In [None]:
# To convert a Python list into a PySpark DataFrame, use spark.createDataFrame() or convert it to an RDD first. Here's how:

from pyspark.sql import SparkSession

# Initialize Spark session
spark = SparkSession.builder.appName("ListToDataFrame").getOrCreate()

# Python list
ls = [1, 2, 3, 5, 4, 7]

# Convert each element to a list (for row structure)
ls2 = [[i] for i in ls]

# Correct way: Pass ls2 directly
df = spark.createDataFrame(ls2, ["number"])

# Show DataFrame
df.show()

# Stop Spark session
spark.stop()


In [None]:
# To convert the dictionary d = {1: "Tom", 2: "Brad", 3: "Joe"} into a PySpark DataFrame, follow these steps:

from pyspark.sql import SparkSession

# Initialize Spark session
spark = SparkSession.builder.appName("DictToDataFrame").getOrCreate()

# Dictionary
d = {1: "Tom", 2: "Brad", 3: "Joe"}

# Convert dictionary to list of tuples
ls = list(d.items())  # [(1, 'Tom'), (2, 'Brad'), (3, 'Joe')]

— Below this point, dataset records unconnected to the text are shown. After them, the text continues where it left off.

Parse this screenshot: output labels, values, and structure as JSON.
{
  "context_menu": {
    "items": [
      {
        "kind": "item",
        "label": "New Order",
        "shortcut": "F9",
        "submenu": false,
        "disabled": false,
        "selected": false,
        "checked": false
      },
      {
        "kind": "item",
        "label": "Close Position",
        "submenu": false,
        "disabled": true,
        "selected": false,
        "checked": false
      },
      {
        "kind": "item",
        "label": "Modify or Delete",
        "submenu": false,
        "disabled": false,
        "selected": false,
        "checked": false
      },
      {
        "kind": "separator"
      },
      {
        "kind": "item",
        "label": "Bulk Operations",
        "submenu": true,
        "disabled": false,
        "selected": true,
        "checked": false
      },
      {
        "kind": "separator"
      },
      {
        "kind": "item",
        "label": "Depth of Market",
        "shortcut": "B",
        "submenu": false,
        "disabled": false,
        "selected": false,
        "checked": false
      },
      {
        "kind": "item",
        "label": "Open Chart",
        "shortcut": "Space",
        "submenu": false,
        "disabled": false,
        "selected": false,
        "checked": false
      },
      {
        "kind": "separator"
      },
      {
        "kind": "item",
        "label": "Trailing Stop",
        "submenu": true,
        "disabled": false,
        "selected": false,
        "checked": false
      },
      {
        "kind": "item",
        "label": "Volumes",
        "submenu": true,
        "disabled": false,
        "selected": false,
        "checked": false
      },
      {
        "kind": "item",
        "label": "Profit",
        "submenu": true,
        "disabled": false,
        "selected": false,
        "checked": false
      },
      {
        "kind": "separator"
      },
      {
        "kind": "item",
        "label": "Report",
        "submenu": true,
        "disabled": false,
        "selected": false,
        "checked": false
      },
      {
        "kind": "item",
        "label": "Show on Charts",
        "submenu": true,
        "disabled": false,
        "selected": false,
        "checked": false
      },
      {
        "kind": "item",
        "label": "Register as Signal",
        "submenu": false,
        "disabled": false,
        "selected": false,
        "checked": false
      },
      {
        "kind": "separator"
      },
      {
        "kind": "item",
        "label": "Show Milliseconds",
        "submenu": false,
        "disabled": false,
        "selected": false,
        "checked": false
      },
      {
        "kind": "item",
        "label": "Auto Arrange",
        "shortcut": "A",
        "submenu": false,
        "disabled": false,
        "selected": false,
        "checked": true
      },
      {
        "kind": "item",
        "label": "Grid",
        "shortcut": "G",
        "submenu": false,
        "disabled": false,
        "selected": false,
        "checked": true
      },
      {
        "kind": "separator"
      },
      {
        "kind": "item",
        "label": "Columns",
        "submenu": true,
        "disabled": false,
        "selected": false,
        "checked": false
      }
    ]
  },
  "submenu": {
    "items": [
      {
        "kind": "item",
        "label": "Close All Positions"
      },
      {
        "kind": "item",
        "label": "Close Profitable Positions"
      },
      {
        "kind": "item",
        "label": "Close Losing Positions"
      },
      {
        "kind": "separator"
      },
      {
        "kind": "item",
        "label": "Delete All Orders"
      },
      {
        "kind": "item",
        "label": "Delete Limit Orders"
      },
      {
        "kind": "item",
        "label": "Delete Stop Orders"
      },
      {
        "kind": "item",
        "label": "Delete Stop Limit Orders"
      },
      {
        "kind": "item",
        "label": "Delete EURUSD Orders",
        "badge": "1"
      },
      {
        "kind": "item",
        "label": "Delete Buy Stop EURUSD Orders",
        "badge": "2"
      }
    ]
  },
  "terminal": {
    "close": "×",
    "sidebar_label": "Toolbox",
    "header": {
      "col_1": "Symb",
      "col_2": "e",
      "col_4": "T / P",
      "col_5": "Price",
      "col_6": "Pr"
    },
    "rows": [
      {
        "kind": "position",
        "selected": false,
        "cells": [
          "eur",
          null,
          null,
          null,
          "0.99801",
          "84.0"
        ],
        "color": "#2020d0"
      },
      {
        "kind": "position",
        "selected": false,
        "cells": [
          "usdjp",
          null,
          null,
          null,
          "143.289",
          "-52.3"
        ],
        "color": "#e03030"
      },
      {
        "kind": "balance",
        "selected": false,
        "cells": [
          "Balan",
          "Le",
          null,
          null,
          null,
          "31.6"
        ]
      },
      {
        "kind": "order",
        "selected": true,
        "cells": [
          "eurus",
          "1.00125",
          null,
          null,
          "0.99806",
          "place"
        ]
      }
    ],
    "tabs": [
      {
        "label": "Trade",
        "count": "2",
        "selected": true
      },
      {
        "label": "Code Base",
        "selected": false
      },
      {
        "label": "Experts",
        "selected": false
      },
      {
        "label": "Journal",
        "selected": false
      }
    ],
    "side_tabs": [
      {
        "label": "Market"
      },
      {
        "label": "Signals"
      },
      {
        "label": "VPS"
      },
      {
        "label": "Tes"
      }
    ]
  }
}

# Create DataFrame with column names
df = spark.createDataFrame(ls, ["ID", "Name"])

# Show DataFrame
df.show()

# Stop Spark session
spark.stop()


In [None]:
# To convert a list of tuples like ls = [(1, 3), (1, 4), (1, 5)] into a PySpark DataFrame, define column names during the conversion.

from pyspark.sql import SparkSession

# Initialize Spark session
spark = SparkSession.builder.appName("TupleListToDataFrame").getOrCreate()

# List of tuples
ls = [(1, 3), (1, 4), (1, 5)]

# Convert list to DataFrame with column names
df = spark.createDataFrame(ls, ["col1", "col2"])

# Show DataFrame
df.show()

# Stop Spark session
spark.stop()